3.4. Mechanical Performance Test (Results and Discussion)
The effectiveness of the compound in concrete was evaluated based on the following four aspects in mechanical performance tests:
Comparison of strength between groups with different addition rates.
Comparison of strength between groups for different suspension periods.
The degree of change in strength over time between groups with different addition rates.
Comparison of strength between the additive and coating groups.
The strength of each group of concrete specimens was measured before suspension in the sea (
Table 8).
The test results show that the compound additive influenced the mechanical properties of concrete when the content exceeded a certain level, mainly in the form of a significant reduction in strength. This is due to the excessive amount of compound particles adsorbed on the cement surface, which excessively hinders the reaction between water and cement, making the concrete unable to set. In addition, during the preparation of concrete specimens, the curing time is greatly prolonged, and the hydration reaction is not complete, so the concrete sets less effectively. This makes it difficult to de-mold the specimens and reduces the integrity of the concrete specimens while affecting the strength of the concrete even more. However, the strength of the specimens did not change significantly when the additive rate was lower than 0.20%. Overall, the change in compressive strength of the specimens in the 0.05%, 0.10%, and 0.15% additive groups was within 6.8%, and the change in splitting tensile strength was within 2.1%, indicating that the compound additive in this range does not negatively affect the strength of concrete. Therefore, the additive rate should be controlled between 0.05% and 0.15%.

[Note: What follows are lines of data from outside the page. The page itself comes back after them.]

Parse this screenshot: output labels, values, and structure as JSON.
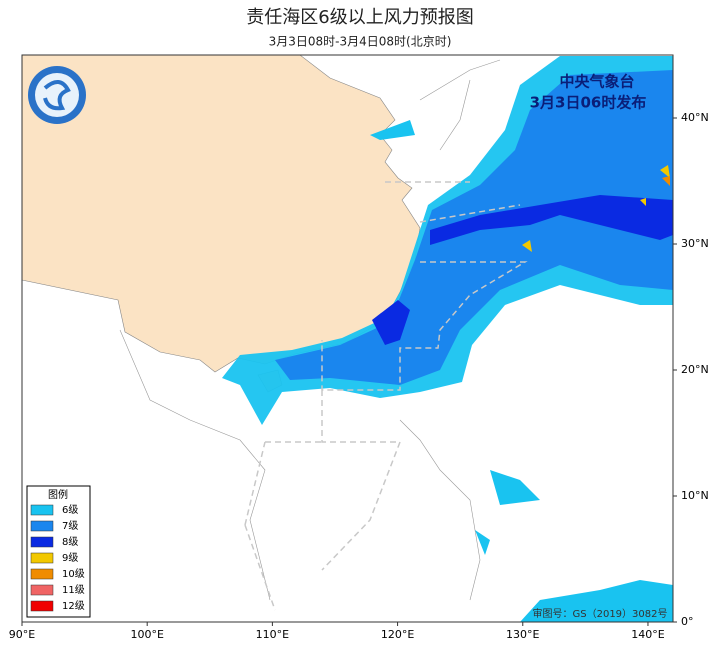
{
  "title": "责任海区6级以上风力预报图",
  "subtitle": "3月3日08时-3月4日08时(北京时)",
  "issuer": {
    "agency": "中央气象台",
    "issued": "3月3日06时发布"
  },
  "map": {
    "lonlim": [
      90,
      142
    ],
    "latlim": [
      0,
      45
    ],
    "lon_ticks": [
      {
        "value": 90,
        "label": "90°E"
      },
      {
        "value": 100,
        "label": "100°E"
      },
      {
        "value": 110,
        "label": "110°E"
      },
      {
        "value": 120,
        "label": "120°E"
      },
      {
        "value": 130,
        "label": "130°E"
      },
      {
        "value": 140,
        "label": "140°E"
      }
    ],
    "lat_ticks": [
      {
        "value": 0,
        "label": "0°"
      },
      {
        "value": 10,
        "label": "10°N"
      },
      {
        "value": 20,
        "label": "20°N"
      },
      {
        "value": 30,
        "label": "30°N"
      },
      {
        "value": 40,
        "label": "40°N"
      }
    ]
  },
  "legend": {
    "title": "图例",
    "items": [
      {
        "label": "6级",
        "color": "#19c3f0"
      },
      {
        "label": "7级",
        "color": "#1a86ee"
      },
      {
        "label": "8级",
        "color": "#0a2ae2"
      },
      {
        "label": "9级",
        "color": "#f2c800"
      },
      {
        "label": "10级",
        "color": "#f08c00"
      },
      {
        "label": "11级",
        "color": "#f06464"
      },
      {
        "label": "12级",
        "color": "#f00000"
      }
    ]
  },
  "approval": "审图号：GS（2019）3082号"
}
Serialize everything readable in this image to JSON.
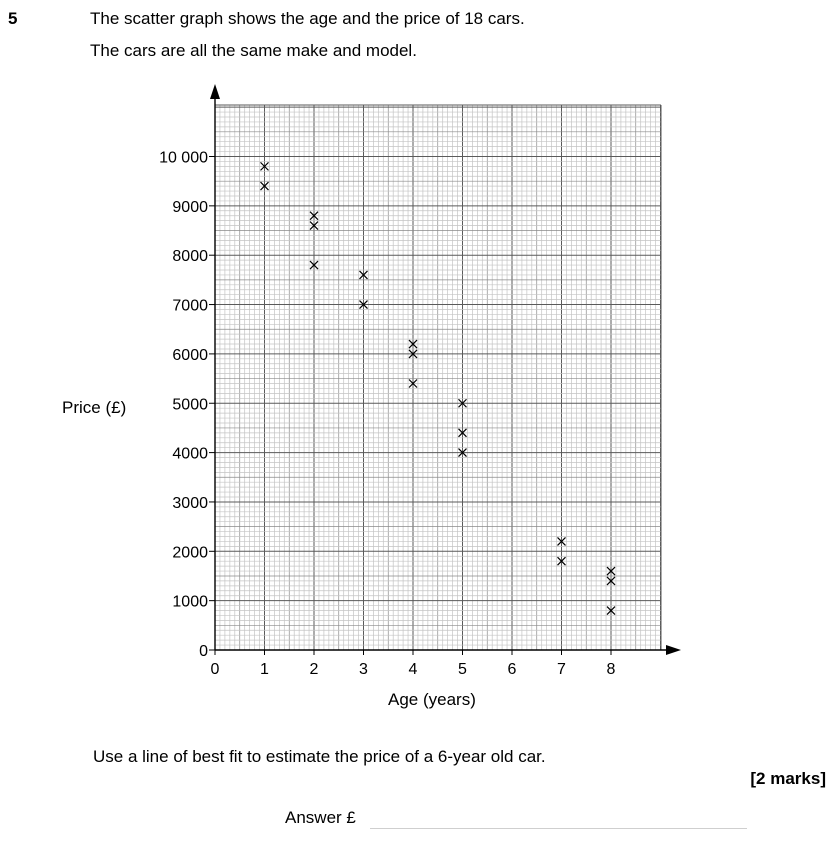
{
  "question": {
    "number": "5",
    "intro_line_1": "The scatter graph shows the age and the price of 18 cars.",
    "intro_line_2": "The cars are all the same make and model.",
    "prompt": "Use a line of best fit to estimate the price of a 6-year old car.",
    "marks": "[2 marks]",
    "answer_label": "Answer £"
  },
  "chart_data": {
    "type": "scatter",
    "title": "",
    "xlabel": "Age (years)",
    "ylabel": "Price (£)",
    "xlim": [
      0,
      9
    ],
    "ylim": [
      0,
      11000
    ],
    "x_ticks": [
      0,
      1,
      2,
      3,
      4,
      5,
      6,
      7,
      8
    ],
    "x_tick_labels": [
      "0",
      "1",
      "2",
      "3",
      "4",
      "5",
      "6",
      "7",
      "8"
    ],
    "y_ticks": [
      0,
      1000,
      2000,
      3000,
      4000,
      5000,
      6000,
      7000,
      8000,
      9000,
      10000
    ],
    "y_tick_labels": [
      "0",
      "1000",
      "2000",
      "3000",
      "4000",
      "5000",
      "6000",
      "7000",
      "8000",
      "9000",
      "10 000"
    ],
    "grid": true,
    "marker": "cross",
    "points": [
      {
        "x": 1,
        "y": 9800
      },
      {
        "x": 1,
        "y": 9400
      },
      {
        "x": 2,
        "y": 8800
      },
      {
        "x": 2,
        "y": 8600
      },
      {
        "x": 2,
        "y": 7800
      },
      {
        "x": 3,
        "y": 7600
      },
      {
        "x": 3,
        "y": 7000
      },
      {
        "x": 4,
        "y": 6200
      },
      {
        "x": 4,
        "y": 6000
      },
      {
        "x": 4,
        "y": 5400
      },
      {
        "x": 5,
        "y": 5000
      },
      {
        "x": 5,
        "y": 4400
      },
      {
        "x": 5,
        "y": 4000
      },
      {
        "x": 7,
        "y": 2200
      },
      {
        "x": 7,
        "y": 1800
      },
      {
        "x": 8,
        "y": 1600
      },
      {
        "x": 8,
        "y": 1400
      },
      {
        "x": 8,
        "y": 800
      }
    ]
  }
}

After 30 and 90 days of suspension in sea experiments, the concrete specimens were retrieved and tested again for mechanical properties. The changes in compressive strength and splitting tensile strength of concrete specimens are shown in
Figure 11 and
Figure 12, respectively.
The experimental group with a 0.20% addition rate had a more potent effect on the original strength of the concrete due to the addition of excessive compound additives. Its compressive strength and splitting tensile strength were significantly lower than those of the other experimental groups, but the strength did not change significantly again after 90 days of suspension in seawater. Simultaneously, the strength of the specimens in the group with no addition and the coated group decreased after 30 and 90 days of suspension compared to that of the concrete group with the compound additive. In particular, the compressive strength of the specimens in the group with no additives decreased by 4.8% and 11.1%, and the splitting tensile strength decreased by 20.6% and 32.5% after 30 and 90 days of suspension, respectively. The compressive strength of the specimens in the coated group decreased by 2.0% and 9.0%, and the splitting tensile strength decreased by 9.5% and 24.5% after 30 and 90 days of suspension, respectively, and the decrease in the coating group was lower than that of the group with no additives. The changes in compressive strength and splitting tensile strength of the compound additive group were significantly lower than those of the group with no additive and the coating group. When the compound was used as a coating, although the change in strength was higher after 90 days of suspension, it was still smaller than the change in the strength of the concrete in the group with no additive. The change in strength was not apparent after 30 days of suspension, and the decrease in strength in the later period was likely due to the peeling of the coating, which could not be continued to protect the concrete. In addition, the concrete coating can only prevent external harmful ions from continuing to penetrate the reinforced concrete but cannot inhibit the existing harmful ions on the continued damage to the concrete, especially for the use of sea sand for the concrete to play a limited role. Thus, the strength of the test block was reduced, and its application was not as effective as the compound additive.